No, bo nie zwolnił, tylko zapowiedział zwolnienie, a zrobiono z tego Bóg wi co. Lato zrobił głupstwo, powinien powiedziec, że oczekuje, ze trener sam oceni swoje rezultaty i poda się do dymisji i wówczas w kropce byłby Beniek. Tylko, ze ja rozumiem bardzo dobrze Latę. Trudno, zeby się nie wściekł po meczu ze Slowenia.
d)Praca (bo prezs PZPN będąc na meczu reprezentacji, jest w pracy) pod wpływem alkoholu. Co stwierdzili dziennikarze rozmawiajacy z prezesem.
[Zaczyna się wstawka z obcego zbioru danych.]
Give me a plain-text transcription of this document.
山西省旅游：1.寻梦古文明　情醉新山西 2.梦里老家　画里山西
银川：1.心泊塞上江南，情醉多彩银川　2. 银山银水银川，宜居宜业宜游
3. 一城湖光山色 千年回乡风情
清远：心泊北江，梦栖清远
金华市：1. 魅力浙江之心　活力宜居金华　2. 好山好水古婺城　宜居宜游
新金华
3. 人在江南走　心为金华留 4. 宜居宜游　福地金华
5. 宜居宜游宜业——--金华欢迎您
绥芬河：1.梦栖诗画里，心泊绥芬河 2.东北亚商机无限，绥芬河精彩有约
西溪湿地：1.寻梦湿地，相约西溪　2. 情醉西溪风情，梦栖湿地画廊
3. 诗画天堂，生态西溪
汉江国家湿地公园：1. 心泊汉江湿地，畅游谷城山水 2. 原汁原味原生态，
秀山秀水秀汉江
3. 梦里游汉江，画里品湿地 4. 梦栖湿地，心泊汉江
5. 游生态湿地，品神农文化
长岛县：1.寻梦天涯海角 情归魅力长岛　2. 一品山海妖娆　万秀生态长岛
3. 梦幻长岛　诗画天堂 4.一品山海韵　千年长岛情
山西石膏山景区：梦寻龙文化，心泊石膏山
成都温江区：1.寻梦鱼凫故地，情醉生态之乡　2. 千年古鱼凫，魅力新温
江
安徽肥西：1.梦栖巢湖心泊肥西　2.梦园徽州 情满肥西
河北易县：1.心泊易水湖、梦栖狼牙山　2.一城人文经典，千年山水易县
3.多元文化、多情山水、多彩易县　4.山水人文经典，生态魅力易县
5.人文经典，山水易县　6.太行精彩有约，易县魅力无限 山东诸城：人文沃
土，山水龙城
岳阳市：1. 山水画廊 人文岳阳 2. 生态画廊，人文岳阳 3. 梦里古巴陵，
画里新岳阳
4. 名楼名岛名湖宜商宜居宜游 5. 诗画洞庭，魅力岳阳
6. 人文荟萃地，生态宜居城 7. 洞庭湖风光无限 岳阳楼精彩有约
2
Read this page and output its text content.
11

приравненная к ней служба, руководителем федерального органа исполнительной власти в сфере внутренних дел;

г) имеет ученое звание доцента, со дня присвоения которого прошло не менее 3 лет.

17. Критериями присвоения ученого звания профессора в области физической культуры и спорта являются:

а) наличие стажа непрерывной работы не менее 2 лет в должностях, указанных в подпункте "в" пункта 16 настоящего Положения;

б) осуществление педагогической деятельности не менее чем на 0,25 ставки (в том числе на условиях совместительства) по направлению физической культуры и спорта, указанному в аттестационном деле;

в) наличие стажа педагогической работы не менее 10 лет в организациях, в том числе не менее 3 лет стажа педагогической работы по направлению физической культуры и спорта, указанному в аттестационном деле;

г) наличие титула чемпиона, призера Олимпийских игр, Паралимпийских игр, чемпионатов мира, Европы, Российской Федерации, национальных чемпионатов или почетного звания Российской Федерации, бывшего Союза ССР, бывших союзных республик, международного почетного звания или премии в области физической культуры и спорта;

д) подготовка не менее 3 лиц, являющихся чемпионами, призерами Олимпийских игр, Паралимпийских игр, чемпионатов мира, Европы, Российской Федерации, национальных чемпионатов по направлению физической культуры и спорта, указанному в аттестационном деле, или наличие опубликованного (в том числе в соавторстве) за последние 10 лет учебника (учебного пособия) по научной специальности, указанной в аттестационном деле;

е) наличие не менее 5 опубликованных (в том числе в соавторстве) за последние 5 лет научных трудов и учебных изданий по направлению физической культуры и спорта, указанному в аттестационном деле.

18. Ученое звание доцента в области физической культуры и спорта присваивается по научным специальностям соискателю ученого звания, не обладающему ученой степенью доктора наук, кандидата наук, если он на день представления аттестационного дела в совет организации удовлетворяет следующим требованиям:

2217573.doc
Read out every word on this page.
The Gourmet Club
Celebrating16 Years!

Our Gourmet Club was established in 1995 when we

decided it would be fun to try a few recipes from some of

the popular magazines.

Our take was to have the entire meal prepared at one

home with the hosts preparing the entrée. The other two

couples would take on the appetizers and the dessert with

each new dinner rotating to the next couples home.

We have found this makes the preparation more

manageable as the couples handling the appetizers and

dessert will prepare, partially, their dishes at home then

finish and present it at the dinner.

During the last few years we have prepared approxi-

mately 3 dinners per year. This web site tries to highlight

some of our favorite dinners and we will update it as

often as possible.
Z tego co wiem, to Beenhakker tak twierdził. Kolejny przykład chamstwa. Czy to ma jakiekolwiek znaczenie dla oceny gry naszej drużyny? Ja w czasie meczu nie wypiłem ani nic, a na miejscu Laty urządziłbym Beńkowi takie pożegnanie, na jakie zasłużył.

Styknie?

Jak widać...
Grzegorz B.

Grzegorz B. copywriter;
ghostwriter

Temat: Leo Beenhakker - nastawienie go do Polskiej piłki ?

Krzysztof Kroczyński:
Nie zgadzam się - juz pisałem o tym, jak Jesus Gil wywalił Ranieriego na konferencji prasowej. Lato ponadto wcale nie zwolnił Leo przed kamerami, tylko zapowiedzial zwolnienie go. Przecież nie rozwiązał wypowiedzia telewizyjną kontraktu z Beenhakkerem. I naprawde nie widze nic złego w tym.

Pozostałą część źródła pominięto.